Il Campus Bio-Medico è stato istituito nel 1993. La base operativa era a due passi dalla via Prenestina, comunque all’Interno del Raccordo Anulare, in via Longoni, poi dal 2008 è stata spostata a Trigoria sia per l’acquisizione che per la donazione, da parte dell’indimenticato Alberto Sordi e della relativa Fondazione, dei terreni, anche per realizzare la Casa per la Salute dell’Anziano. Un vasto perimetro in continua evoluzione strutturale e organizzativa, che, al momento, offre, fra l’altro, gli studi universitari di Medicina, Chirurgia, Ingegneria e Tecnologie per lo Sviluppo Sostenibile e ospita quasi tremila giovani per i quattordici corsi di laurea e il Policlinico ha registrato oltre 31 mila accessi al Pronto Soccorso e un milione e 400 mila visite ambulatoriali. Il Campus, inoltre, è impegnato nella ricerca, in particolare nei settori di biomedicina, di bioingegneria e di robotica all’Interno della ventina di laboratori dove operano quasi quattrocento specializzati.

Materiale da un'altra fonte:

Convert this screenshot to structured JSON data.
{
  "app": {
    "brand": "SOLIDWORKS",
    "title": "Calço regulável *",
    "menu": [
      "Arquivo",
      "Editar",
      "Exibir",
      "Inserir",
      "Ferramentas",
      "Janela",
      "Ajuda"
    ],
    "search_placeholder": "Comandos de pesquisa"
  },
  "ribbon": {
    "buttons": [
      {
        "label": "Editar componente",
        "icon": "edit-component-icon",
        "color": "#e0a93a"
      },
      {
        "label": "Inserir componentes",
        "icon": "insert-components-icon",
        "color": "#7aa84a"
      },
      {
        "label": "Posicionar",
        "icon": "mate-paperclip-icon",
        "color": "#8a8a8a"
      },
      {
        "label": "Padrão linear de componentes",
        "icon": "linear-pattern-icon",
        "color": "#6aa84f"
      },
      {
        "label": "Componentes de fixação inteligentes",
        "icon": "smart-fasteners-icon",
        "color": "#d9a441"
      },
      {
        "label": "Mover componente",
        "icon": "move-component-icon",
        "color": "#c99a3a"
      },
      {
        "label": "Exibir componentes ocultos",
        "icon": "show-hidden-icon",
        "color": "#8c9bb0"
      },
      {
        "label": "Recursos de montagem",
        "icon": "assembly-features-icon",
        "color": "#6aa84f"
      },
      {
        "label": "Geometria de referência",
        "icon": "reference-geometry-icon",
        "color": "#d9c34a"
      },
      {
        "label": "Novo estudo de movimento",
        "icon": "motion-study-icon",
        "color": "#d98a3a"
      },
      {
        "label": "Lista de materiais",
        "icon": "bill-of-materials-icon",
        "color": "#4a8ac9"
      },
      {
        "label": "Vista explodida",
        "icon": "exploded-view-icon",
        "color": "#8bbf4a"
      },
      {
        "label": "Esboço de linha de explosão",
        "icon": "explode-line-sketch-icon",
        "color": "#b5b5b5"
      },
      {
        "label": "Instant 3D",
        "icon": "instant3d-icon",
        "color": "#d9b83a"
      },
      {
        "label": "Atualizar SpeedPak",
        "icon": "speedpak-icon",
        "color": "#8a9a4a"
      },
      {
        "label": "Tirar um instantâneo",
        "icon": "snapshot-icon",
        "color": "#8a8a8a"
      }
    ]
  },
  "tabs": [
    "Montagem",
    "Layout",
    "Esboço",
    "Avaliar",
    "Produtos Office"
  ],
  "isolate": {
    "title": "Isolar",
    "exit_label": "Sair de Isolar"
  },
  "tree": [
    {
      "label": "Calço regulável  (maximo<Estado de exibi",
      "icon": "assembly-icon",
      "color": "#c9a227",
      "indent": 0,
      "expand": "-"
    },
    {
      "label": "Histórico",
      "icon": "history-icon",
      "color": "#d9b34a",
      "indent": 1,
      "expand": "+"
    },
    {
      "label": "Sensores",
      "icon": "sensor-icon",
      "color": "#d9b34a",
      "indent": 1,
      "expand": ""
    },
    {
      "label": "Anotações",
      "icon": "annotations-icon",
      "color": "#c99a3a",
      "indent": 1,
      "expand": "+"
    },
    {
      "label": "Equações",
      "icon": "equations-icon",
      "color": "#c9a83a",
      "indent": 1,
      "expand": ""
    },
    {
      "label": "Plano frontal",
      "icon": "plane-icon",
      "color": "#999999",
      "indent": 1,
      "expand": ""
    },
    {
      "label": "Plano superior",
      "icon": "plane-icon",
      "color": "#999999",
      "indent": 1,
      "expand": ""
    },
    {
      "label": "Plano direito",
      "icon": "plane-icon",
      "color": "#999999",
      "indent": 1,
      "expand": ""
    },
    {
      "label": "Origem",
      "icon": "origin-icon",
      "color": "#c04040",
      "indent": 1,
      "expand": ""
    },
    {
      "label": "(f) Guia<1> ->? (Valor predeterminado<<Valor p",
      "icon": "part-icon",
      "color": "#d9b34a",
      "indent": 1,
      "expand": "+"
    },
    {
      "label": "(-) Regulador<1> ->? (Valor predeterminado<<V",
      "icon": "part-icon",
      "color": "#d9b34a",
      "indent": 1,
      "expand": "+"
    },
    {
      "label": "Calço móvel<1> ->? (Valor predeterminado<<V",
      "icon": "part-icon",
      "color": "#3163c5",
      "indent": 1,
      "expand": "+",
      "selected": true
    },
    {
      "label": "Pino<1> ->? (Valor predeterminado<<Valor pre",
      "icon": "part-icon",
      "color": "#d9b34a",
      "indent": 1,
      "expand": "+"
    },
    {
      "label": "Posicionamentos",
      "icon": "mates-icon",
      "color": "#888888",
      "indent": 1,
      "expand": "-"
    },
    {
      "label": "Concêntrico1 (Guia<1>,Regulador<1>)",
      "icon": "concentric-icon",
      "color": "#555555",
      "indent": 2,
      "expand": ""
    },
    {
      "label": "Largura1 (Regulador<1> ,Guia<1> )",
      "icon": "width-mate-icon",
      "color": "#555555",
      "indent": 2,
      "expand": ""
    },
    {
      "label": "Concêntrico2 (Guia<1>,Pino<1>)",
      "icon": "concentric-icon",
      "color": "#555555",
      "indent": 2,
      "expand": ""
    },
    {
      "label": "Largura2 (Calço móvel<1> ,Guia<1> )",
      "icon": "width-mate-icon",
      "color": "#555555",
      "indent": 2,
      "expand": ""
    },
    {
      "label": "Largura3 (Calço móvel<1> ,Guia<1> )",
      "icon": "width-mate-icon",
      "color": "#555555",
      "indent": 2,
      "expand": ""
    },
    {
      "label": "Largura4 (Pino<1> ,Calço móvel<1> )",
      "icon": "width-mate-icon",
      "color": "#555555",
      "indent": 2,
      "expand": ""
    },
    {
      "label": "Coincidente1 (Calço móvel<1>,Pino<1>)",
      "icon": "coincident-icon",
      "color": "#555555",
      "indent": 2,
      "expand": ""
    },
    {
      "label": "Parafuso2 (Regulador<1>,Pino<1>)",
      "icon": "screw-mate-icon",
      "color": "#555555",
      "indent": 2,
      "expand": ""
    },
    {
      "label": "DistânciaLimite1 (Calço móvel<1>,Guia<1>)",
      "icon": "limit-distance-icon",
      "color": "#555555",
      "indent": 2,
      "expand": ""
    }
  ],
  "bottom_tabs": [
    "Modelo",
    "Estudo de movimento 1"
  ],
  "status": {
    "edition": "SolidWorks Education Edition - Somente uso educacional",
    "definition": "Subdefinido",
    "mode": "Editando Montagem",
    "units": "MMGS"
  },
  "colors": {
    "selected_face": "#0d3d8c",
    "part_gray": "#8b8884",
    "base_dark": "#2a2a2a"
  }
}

Roberto Gualtieri ha rilevato come “il Campus sia un riferimento per i servizi socio-sanitari. È moderno, aperto al quartiere e mostra attenzione per i giovani ed è una risorsa per il territorio”. Carlo Tosti, invece, ha ribadito “l’utilità di un centro per le cure palliative, per la possibilità di spazi a favore degli anziani, per i servizi di assistenza alle persone bisognose ed è fra i primi atenei della regione per la presenza di studentesse”. Inoltre, “il Campus ospita medici stranieri per soddisfare le richieste sanitarie”. Nella fase “progettuale e realizzativa è importante e fondamentale la collaborazione con l’amministrazione di Roma Capitale” per l’allargamento e il rafforzamento di un vero e proprio ‘parco universitario’ con la “scienza che deve essere a sostegno delle persone” anche “per uno sviluppo della città”, ha ricordato l’assessore Veloccia.
L’iniziativa prevede, fra l’altro, “un’autosufficienza energetica attraverso le fonti rinnovabili e gli scarti vegetali saranno utili per la produzione di biogas. Programmato anche il recupero delle acque”. In questo contesto appare inevitabile un miglioramento dei collegamenti del trasporto pubblico con ‘corridoi’ riservati ai bus e, nel futuro, con il prolungamento della linea ‘B’ della metropolitana, dalla stazione di ‘Laurentina’ in direzione di Tor Pagnotta.
Il Campus, “di ispirazione cristiana”, è stato sollecitato dall’Opus Dei con l’obiettivo di favorire “il bene della persona nella sua integrità”. Il nome della strada dell’ingresso indica proprio il beato Alvaro Del Portillo, vescovo dell’Opus Dei, l’Opera di Dio, fondata nell’ottobre del 1928 da Josemaria Escrivà.